Roy Lichtenstein's painting Frightened Girl, 1964, is expected to go on exhibit for the first time in 25 years at Lévy Gorvy in London, reported The Art Newspaper. The painting has been held by a private collector in Europe since it was last exhibited at Lichtenstein's retrospective at the Guggenheim Museum in New York, according to the newspaper. The painting is part of a group show presenting three artists who made use of the Ben-Day dot: Roy Lichtenstein from the United States (Southampton, NY); Sigmar Polk from Germany and Gerald Laing in the UK. All three adopted the printing technique in the early 1960s. "Source and Stimulus: Polke, Lichtenstein, Laing" will be on view from March 6 to April 21, 2018 at Lévy Gorvy in London. An Opening Reception takes place on March 5, 2018.

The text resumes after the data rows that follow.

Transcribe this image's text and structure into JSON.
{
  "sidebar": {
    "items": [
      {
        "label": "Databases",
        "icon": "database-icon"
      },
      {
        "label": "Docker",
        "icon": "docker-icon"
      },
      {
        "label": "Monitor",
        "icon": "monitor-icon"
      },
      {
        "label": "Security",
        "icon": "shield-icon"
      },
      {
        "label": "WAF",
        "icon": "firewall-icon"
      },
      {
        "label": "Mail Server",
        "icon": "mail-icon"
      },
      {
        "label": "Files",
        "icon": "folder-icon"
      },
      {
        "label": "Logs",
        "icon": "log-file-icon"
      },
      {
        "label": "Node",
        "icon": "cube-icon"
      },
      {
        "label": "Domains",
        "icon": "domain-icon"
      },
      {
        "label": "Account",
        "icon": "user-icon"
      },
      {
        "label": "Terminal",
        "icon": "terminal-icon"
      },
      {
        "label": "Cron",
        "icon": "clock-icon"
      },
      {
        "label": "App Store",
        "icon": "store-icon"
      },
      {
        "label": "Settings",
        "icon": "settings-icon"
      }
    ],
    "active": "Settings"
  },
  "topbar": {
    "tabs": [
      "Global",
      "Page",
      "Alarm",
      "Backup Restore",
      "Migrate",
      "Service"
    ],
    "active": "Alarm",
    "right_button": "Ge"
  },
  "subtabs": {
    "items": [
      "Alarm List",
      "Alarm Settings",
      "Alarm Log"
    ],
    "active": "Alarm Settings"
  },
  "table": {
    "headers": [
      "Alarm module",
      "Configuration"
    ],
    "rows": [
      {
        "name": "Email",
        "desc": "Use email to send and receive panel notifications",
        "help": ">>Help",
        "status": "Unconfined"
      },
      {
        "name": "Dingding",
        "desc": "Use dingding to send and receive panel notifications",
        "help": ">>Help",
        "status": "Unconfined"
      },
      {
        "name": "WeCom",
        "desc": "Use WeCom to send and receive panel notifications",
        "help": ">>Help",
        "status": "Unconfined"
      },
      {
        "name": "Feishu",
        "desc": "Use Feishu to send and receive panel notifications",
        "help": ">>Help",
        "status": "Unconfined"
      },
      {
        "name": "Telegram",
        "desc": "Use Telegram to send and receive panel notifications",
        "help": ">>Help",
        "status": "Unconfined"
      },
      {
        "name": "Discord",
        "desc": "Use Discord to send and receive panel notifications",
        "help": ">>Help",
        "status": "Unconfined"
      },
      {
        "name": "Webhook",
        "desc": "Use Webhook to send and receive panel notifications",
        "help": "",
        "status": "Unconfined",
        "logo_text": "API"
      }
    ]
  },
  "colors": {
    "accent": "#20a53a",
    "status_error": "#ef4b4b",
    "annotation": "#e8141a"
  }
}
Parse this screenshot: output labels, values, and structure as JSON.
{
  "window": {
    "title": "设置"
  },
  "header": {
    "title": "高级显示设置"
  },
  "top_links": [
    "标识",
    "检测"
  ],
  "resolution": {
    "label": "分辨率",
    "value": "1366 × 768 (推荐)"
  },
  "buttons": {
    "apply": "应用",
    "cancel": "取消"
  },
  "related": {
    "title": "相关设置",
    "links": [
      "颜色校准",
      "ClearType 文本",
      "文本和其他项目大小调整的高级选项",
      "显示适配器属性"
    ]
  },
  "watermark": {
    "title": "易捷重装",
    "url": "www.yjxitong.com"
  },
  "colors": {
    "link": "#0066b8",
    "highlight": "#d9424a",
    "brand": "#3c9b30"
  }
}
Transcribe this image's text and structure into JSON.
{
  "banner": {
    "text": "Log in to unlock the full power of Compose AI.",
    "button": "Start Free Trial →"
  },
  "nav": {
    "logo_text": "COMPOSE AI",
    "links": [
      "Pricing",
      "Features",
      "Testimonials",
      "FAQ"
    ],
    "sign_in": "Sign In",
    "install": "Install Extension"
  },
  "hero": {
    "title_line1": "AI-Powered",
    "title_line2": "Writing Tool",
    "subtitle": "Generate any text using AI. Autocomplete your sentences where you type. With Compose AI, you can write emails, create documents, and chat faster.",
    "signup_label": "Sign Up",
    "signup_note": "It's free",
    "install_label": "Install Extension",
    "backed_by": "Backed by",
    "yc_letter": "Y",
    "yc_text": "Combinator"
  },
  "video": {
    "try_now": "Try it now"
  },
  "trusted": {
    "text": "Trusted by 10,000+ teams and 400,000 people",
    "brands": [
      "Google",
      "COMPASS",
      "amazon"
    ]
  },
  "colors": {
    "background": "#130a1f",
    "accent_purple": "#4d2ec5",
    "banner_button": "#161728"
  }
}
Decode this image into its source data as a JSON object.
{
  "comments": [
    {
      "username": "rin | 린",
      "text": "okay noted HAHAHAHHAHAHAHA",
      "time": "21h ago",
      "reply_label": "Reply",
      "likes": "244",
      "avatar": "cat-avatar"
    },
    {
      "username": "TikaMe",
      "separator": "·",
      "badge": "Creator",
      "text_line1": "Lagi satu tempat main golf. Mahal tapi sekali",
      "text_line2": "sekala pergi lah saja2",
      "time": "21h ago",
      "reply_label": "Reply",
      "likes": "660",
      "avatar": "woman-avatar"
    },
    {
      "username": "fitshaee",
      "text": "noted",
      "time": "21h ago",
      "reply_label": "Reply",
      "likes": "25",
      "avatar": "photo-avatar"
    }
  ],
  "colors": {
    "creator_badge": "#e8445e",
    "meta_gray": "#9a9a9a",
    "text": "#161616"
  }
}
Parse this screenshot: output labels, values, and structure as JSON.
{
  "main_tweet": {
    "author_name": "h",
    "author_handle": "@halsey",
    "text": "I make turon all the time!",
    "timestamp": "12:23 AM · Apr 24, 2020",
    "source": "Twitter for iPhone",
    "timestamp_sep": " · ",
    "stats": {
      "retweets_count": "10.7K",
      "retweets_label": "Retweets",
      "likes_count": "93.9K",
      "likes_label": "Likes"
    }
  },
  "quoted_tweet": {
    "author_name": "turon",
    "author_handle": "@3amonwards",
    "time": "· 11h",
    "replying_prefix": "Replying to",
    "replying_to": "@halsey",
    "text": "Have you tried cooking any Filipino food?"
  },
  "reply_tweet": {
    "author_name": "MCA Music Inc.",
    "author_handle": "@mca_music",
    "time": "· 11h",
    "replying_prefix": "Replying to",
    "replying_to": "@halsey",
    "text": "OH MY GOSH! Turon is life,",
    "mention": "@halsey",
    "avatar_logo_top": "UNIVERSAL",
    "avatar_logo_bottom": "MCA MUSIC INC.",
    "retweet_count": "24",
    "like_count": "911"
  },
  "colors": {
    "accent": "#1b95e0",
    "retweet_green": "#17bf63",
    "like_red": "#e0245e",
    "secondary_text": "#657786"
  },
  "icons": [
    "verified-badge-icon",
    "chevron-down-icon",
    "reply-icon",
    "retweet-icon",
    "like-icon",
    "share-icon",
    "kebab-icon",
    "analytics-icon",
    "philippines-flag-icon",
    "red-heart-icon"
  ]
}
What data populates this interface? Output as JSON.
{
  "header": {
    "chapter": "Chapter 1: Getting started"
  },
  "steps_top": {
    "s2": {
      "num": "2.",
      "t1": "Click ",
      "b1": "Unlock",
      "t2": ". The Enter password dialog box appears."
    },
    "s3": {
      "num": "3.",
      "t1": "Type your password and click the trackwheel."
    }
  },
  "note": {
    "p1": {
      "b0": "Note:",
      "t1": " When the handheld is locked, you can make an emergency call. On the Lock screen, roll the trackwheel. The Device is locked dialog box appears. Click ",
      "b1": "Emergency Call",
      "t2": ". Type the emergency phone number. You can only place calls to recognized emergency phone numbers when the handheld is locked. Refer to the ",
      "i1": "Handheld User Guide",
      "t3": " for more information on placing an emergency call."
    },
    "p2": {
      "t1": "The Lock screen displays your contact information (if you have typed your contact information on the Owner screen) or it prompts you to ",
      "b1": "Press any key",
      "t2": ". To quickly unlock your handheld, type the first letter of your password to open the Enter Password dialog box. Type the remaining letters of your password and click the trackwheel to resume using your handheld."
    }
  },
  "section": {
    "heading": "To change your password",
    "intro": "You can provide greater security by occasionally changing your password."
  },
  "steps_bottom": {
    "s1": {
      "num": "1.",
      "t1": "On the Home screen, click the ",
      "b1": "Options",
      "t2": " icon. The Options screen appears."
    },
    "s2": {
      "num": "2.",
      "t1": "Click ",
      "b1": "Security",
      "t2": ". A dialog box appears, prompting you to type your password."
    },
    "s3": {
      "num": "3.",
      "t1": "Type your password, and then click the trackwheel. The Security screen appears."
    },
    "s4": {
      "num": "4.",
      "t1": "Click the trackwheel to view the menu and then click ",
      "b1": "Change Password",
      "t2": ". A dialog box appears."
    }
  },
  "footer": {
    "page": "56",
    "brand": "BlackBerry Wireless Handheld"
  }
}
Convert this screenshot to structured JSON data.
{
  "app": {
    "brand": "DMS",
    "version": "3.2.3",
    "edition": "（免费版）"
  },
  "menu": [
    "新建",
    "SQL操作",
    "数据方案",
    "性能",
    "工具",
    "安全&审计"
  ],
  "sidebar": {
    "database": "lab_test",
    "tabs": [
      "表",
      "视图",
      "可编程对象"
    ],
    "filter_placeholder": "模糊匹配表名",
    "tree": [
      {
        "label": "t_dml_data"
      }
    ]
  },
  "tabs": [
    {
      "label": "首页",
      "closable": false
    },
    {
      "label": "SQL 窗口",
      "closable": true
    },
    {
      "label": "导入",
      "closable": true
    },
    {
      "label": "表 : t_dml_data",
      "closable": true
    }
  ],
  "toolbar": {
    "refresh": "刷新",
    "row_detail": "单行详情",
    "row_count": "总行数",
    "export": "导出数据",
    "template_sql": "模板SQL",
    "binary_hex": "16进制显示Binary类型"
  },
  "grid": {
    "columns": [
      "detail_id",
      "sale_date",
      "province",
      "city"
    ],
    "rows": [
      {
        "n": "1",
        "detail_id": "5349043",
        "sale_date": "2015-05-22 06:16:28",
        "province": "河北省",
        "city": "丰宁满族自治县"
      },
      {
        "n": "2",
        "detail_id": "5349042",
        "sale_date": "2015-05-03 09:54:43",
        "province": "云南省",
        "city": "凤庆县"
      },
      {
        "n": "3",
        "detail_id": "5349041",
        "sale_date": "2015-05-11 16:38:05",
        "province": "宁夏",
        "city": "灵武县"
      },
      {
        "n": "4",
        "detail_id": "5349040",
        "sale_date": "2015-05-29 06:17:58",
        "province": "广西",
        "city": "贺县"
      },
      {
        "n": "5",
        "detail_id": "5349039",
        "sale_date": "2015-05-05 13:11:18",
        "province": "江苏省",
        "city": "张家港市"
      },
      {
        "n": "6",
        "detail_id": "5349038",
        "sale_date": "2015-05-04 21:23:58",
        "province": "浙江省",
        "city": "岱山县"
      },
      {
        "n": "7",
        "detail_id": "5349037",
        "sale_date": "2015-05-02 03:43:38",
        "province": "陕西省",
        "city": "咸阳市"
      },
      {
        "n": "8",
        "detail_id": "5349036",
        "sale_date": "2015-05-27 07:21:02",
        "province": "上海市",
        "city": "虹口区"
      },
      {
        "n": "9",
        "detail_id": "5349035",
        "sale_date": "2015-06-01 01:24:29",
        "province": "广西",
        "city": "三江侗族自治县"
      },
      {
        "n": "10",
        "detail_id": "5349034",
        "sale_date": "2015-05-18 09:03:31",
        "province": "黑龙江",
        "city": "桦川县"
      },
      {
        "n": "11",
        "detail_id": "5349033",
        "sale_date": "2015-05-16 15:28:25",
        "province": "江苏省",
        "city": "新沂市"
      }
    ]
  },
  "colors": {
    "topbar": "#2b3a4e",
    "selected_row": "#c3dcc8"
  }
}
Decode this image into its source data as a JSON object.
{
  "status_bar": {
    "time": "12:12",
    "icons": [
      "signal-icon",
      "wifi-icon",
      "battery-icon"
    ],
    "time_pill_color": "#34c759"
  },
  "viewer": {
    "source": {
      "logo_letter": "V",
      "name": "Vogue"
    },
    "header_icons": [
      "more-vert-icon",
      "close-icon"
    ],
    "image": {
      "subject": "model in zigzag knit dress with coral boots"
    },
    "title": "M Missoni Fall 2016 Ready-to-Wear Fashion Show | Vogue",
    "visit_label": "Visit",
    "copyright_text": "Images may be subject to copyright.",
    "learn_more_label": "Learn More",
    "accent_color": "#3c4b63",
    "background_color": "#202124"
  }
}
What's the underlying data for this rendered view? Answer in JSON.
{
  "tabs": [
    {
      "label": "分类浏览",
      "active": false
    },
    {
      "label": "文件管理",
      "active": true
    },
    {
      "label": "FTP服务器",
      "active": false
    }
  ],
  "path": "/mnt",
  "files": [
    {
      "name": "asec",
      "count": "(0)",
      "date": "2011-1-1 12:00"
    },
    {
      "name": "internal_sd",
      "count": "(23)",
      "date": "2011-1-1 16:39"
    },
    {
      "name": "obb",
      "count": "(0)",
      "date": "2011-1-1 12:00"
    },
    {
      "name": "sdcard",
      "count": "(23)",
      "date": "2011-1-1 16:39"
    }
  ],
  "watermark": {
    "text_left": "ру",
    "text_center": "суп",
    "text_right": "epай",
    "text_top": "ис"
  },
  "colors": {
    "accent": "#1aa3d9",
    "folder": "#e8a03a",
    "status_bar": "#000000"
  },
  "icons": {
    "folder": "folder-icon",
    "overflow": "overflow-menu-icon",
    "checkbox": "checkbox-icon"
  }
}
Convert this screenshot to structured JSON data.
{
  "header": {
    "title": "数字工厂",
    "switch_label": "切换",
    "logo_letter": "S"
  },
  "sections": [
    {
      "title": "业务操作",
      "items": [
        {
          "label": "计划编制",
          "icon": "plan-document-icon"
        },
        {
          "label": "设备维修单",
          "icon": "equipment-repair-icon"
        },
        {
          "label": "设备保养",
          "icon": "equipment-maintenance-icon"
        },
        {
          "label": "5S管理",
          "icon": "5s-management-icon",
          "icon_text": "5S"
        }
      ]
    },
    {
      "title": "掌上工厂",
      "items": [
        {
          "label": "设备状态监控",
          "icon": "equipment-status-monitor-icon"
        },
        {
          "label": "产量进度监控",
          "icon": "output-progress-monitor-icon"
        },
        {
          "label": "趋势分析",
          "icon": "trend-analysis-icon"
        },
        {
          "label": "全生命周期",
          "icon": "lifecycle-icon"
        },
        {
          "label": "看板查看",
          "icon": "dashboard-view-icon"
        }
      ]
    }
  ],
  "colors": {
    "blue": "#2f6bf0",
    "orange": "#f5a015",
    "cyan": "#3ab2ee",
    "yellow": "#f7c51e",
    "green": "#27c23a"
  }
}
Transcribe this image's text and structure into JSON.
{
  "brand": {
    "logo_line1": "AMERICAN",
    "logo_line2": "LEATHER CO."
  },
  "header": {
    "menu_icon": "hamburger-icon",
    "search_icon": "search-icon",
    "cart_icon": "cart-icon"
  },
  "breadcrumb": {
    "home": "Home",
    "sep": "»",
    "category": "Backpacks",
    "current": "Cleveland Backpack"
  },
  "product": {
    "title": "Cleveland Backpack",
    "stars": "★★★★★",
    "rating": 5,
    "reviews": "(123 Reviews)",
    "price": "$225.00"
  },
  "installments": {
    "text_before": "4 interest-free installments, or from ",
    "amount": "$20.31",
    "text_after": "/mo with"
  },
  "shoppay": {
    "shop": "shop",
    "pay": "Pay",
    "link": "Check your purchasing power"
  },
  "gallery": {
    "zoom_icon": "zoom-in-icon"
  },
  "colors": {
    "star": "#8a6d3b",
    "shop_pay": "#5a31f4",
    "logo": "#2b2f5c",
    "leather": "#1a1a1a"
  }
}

The Hammer Museum in LA has received a pair of multi-million dollar gifts for its capital campaign, including one which set a new record for the largest gift ever received by the Hammer, reported ArtNews. A gift of $30 million from Lynda and Stewart Resnick, the largest gift received in the Hammer's history. The museum will honor the Resnicks by naming its main building the Lynda and Stewart Resnick Cultural Center, according to ArtNews. The Resnicks own The Wonderful Company. In addition, the Hammer received $20 million from television producer Marcy Carsey, who is the chair of the museum board for the past four years, reported ArtNews. Both gifts were donated as part of a $180 million capital campaign that will fund the Hammer's expansion and transformation. The museum expects to add 40,000 square feet with its exhibition spaces growing by around 60 percent, according to ArtNews. The renovation, which began last year, is being overseen by Michael Maltzan Architecture.

Plans for a portion of the Miami art collection of Ella Fontanals-Cisneros to move to Madrid have been set in motion, reported ArtNews. Ella Fontanals-Cisneros and the Spanish minister for education, culture, and sports, Íñigo Méndez de Vigo, signed a preliminary agreement for works from the Fontanals-Cisneros’s collection of Latin American art to be donated to Spain and for the creation of a new exhibition space, the Contemporary Art Collection of the Americas, to display the donated art, according to ArtNews. Specific artworks to be included will be announced in the upcoming months along with other details. Fontanals-Cisneros has been collecting art since the 1970s. Her collection, made up of over 3,000 works, features art from Latin America, particularly Cuban art, along with geometric abstraction, photography, video and conceptual art. She announced last month that she is closing her Miami exhibition space in Wynwood, also reported by ArtNews.